Mtr Kelli Joyce

Dear friends in Christ,

Adults have lots of different phrases they use to describe children and their personalities. "Bookish" and "tomboy" were ones I frequently heard growing up. Another, meant negatively but which I wore with pride, was "authority issues." What this meant, of course, is that I was seldom content to accept the instruction or direction of adults if their words didn't seem right to me. As I grew up, I learned that there are more positive ways to frame this trait - "independent thinker," for example, or "passionate about fairness and truth."

A broad skepticism of arguments from authority is common, I think, in the Episcopal Church - we may have a hierarchical church structure, but we like to understand ourselves as independent thinkers. And, as someone whose "authority issues" have persisted into adulthood, I don't think this is necessarily a bad thing. But today's reading from Mark suggests that, at least when it comes to Jesus of Nazareth, we may have to take a different approach. The thing that made crowds marvel at the teaching of Jesus was not how kind he was, or how clear his teachings were, or how easy they were to accept. No, what struck people about Jesus was that "he taught them as one having authority." And this authority is shown not only in his teachings, but in his actions - he casts an unclean spirit out of the man it had been afflicting, and again the crowd marvels: "With authority he commands even the unclean spirits, and they obey him."

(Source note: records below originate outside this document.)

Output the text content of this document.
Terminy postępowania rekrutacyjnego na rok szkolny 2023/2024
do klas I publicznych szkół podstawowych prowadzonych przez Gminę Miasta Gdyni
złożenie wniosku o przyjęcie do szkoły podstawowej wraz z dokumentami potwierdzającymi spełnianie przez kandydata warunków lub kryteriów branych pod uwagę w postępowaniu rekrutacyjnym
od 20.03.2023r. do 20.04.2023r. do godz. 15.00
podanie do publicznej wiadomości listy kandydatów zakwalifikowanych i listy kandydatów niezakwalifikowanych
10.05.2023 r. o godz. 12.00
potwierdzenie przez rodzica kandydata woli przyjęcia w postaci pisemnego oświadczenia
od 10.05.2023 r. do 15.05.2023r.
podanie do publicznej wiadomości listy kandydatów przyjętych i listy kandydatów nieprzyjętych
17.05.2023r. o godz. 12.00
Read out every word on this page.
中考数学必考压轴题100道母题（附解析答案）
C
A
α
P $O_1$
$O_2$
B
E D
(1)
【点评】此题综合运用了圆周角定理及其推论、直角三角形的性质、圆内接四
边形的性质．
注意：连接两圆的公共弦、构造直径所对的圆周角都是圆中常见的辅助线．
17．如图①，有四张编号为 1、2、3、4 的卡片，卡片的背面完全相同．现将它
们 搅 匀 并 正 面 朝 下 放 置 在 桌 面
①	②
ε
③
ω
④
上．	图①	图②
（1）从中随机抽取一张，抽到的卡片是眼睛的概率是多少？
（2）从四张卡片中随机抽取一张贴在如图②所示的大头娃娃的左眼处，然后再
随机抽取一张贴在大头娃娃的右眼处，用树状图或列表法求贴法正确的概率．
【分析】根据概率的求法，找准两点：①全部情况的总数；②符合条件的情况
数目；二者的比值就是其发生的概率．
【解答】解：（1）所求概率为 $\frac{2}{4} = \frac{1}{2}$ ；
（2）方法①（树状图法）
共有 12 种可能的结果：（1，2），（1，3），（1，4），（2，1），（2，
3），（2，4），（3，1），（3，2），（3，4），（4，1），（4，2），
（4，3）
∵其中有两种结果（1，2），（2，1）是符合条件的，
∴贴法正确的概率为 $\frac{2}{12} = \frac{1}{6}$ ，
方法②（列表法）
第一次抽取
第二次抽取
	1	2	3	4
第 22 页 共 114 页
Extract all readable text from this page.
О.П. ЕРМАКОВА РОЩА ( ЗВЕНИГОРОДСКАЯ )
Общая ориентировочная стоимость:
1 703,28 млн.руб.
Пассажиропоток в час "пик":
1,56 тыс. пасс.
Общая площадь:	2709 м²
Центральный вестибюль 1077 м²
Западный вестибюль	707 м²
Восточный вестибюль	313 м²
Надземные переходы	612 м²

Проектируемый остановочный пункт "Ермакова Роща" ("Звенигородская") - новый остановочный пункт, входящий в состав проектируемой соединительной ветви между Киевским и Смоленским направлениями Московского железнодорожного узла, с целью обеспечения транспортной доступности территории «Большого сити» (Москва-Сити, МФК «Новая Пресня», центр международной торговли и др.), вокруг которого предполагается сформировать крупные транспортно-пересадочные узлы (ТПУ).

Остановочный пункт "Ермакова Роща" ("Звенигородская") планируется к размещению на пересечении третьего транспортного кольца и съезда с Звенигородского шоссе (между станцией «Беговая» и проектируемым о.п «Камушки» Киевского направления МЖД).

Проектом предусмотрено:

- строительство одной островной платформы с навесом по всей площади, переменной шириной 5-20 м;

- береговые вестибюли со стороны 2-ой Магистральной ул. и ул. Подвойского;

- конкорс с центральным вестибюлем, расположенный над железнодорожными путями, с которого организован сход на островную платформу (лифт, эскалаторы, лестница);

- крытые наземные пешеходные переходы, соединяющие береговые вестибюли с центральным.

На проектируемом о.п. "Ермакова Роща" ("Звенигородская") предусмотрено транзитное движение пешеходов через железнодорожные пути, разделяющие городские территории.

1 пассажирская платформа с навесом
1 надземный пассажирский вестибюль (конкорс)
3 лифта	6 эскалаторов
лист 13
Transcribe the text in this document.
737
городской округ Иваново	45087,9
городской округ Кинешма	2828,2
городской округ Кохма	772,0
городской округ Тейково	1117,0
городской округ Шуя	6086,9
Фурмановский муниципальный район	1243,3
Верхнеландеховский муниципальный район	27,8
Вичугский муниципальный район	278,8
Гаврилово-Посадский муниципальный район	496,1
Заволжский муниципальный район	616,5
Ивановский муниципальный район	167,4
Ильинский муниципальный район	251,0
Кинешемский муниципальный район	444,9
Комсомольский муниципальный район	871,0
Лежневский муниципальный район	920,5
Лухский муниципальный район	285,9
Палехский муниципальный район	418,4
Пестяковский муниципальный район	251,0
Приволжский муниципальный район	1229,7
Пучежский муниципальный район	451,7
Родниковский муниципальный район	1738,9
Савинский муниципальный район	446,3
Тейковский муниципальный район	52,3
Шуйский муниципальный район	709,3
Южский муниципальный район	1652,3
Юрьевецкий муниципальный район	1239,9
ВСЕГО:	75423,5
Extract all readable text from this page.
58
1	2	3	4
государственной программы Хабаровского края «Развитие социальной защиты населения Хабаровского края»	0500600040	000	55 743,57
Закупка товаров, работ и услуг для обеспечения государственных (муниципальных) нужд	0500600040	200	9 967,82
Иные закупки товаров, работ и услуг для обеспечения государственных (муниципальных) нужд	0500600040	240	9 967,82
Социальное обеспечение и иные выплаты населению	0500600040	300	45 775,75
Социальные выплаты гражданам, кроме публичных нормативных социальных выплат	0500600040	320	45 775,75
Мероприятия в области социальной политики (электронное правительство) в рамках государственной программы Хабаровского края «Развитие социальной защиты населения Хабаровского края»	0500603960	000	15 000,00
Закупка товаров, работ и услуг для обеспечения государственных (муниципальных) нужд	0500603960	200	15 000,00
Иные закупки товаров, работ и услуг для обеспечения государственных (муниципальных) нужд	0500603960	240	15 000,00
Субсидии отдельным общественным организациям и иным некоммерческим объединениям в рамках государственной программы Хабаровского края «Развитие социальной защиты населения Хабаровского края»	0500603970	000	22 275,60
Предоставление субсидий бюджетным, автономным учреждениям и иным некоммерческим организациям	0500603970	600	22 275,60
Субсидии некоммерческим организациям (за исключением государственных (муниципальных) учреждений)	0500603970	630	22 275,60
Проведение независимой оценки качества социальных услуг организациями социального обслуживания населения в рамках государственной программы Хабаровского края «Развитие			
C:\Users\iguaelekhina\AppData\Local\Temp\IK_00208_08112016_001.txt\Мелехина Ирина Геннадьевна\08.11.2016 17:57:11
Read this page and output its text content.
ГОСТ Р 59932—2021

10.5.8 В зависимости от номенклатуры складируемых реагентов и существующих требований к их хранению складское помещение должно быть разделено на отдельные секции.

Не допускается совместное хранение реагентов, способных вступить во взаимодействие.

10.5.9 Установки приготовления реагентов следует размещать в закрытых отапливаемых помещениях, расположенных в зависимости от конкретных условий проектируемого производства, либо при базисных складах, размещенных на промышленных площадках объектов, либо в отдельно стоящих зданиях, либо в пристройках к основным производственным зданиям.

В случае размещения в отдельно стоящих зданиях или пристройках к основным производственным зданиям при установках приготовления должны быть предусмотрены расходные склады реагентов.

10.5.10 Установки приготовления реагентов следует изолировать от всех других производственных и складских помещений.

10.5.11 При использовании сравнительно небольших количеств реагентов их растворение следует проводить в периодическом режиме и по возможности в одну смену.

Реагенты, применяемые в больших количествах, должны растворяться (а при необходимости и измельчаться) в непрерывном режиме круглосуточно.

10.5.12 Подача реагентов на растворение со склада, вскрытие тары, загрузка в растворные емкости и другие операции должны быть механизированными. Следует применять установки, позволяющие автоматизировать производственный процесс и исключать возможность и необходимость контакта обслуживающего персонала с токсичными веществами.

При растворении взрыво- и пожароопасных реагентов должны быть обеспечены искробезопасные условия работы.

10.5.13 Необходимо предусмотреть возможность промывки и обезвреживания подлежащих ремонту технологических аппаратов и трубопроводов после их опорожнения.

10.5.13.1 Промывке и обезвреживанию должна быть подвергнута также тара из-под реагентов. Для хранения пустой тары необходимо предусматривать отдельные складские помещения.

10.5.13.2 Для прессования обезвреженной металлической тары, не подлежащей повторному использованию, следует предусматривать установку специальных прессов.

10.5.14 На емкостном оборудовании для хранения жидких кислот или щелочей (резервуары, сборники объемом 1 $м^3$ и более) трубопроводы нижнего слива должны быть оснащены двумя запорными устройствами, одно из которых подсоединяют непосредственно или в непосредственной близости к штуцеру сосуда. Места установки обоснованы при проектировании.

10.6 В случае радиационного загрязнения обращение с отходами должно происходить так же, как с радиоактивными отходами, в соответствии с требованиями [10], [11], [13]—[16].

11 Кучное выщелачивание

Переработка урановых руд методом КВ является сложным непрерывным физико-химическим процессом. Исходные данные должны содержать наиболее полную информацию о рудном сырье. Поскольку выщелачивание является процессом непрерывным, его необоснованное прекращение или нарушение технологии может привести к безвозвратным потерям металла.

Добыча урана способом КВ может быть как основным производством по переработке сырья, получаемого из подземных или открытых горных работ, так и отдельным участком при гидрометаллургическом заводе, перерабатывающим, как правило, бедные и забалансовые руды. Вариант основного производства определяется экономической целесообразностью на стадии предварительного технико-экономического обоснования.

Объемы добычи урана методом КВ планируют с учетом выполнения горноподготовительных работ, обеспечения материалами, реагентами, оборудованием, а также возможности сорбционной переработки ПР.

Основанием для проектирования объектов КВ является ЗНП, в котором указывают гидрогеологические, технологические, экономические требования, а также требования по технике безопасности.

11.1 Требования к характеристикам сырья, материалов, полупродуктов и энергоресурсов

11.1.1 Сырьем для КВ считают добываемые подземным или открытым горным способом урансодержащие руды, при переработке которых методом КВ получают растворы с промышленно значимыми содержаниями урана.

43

The measure against which all earthly authority must be judged is that of the One who has true and final authority over our lives - Jesus Christ, God made flesh. His commands, which are for our good, are binding on us as Christians, and we must follow them even if it means conflict with the authorities of this world. His teachings, which are true, are authoritative because they come from the one who is Truth itself. To swear our allegiance to Christ and declare that he is Lord is to say that all other claims on our allegiance can never be more than secondary, and all other rulers and powers and authorities must take second place in our lives to the one who is our Lord. And while this may sound difficult or harsh, it is ultimately the path of life, because Jesus is the only Lord whose commandments are always selfless, whose teachings are always true, and whose goal is always and only that we might have life, and have it more abundantly.